Frisco moving ahead with economic incentives
Summit Daily News
After examining several incentive programs in March to boost the local economy, Frisco Town Council decided Tuesday to put two into action by passing both ordinances on the first reading.
The first establishes a temporary program – to run until Dec. 31 of this year – that reimburses commercial property or business owners with 50 percent of building permit fees for commercial projects. Eligible applicants include commercial property and business owners with a building permit to construct, add upon or improve a commercial space. The rebate would be dependent on the owner receiving a certificate of occupancy and being compliant with town codes.
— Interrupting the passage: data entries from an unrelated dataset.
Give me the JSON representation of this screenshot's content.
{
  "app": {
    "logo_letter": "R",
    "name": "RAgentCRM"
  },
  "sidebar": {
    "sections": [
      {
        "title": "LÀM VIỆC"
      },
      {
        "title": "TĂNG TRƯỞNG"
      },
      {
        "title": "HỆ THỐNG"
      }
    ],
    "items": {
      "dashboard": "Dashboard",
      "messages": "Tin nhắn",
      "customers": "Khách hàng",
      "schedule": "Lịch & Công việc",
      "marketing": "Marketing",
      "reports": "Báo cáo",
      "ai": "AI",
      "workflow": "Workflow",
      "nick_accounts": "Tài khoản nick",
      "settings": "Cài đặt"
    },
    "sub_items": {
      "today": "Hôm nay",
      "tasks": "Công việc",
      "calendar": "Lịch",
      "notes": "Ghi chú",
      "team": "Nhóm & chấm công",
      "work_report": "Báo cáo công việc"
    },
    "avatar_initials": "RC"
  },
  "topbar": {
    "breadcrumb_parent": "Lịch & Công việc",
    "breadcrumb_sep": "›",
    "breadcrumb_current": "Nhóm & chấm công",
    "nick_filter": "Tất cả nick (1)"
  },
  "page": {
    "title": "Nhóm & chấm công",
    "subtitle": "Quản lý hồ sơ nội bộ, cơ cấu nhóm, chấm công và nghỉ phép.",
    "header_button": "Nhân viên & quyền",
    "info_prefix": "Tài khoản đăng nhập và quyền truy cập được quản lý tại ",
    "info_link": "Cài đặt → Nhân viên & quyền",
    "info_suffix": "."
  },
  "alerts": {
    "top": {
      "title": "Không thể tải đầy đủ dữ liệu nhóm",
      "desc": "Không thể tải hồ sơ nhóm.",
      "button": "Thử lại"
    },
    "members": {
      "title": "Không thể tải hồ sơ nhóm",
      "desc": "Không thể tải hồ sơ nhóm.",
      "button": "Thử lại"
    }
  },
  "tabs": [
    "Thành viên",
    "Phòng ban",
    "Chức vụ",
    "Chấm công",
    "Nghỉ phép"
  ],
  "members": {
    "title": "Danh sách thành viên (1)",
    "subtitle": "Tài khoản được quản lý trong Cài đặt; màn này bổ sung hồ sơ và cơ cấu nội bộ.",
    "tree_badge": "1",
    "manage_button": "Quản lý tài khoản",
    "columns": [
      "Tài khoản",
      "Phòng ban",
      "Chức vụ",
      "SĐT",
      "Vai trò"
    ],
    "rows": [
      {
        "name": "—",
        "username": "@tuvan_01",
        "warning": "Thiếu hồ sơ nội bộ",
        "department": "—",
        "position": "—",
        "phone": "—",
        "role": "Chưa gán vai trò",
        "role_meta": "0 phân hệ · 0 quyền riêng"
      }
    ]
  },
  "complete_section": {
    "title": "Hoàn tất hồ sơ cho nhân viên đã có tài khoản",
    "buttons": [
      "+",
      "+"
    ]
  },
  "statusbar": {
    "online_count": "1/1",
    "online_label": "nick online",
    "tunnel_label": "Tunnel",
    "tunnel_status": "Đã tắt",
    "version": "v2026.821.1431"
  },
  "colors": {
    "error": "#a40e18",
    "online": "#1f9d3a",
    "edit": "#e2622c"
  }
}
The ordinance also calls for an expedited review process for large commercial projects.
“Staff feels it is important to consider anything that would benefit (Frisco) businesses,” executive assistant Theresa Paul said to council Tuesday night.
Paul said because permit refunds are dependent on the size of the project, staff is unsure of the cost to the town.
The second ordinance is also a temporary program (also running until the end of this year), and would provide a 50 percent reimbursement – up to $5,000 – for signs, landscaping and facade improvements to local businesses. To qualify, properties must be zoned for commercial purposes and be visible from Main Street or Summit Boulevard right-of-ways. Eligible improvements include exterior painting or siding, lighting, trees, shrubs or public artwork.
The incentive has a program cap of $25,000. At Tuesday’s meeting, town manager Michael Penny said staff felt the limit was a good place to start, and would return to council for direction if there is “overwhelming demand.”
Community development director Jocelyn Mills said she has already received calls from interested business owners regarding the facade incentive.
To qualify for either incentive, applicants must be in good financial standing with the town.
Paul said both items were researched per council’s direction in March. She said staff hopes the incentives will give business owners and developers encouragement to start a project they might be waiting to start.
While both objectives passed on first reading, a lone objection was made by Councilmember Larry Sawyer, who did not approve the ordinance regarding facade improvements.
A second reading is set for council’s next meeting on May 24.
In March, council also directed staff to pursue a website development incentive for the Town of Frisco government site, which Paul said is already in the works thanks to staff at Colorado Mountain College. A page is being set up to educate business owners about incentive programs, application processes and applicable contact information. Paul said it should hopefully be finished by this summer.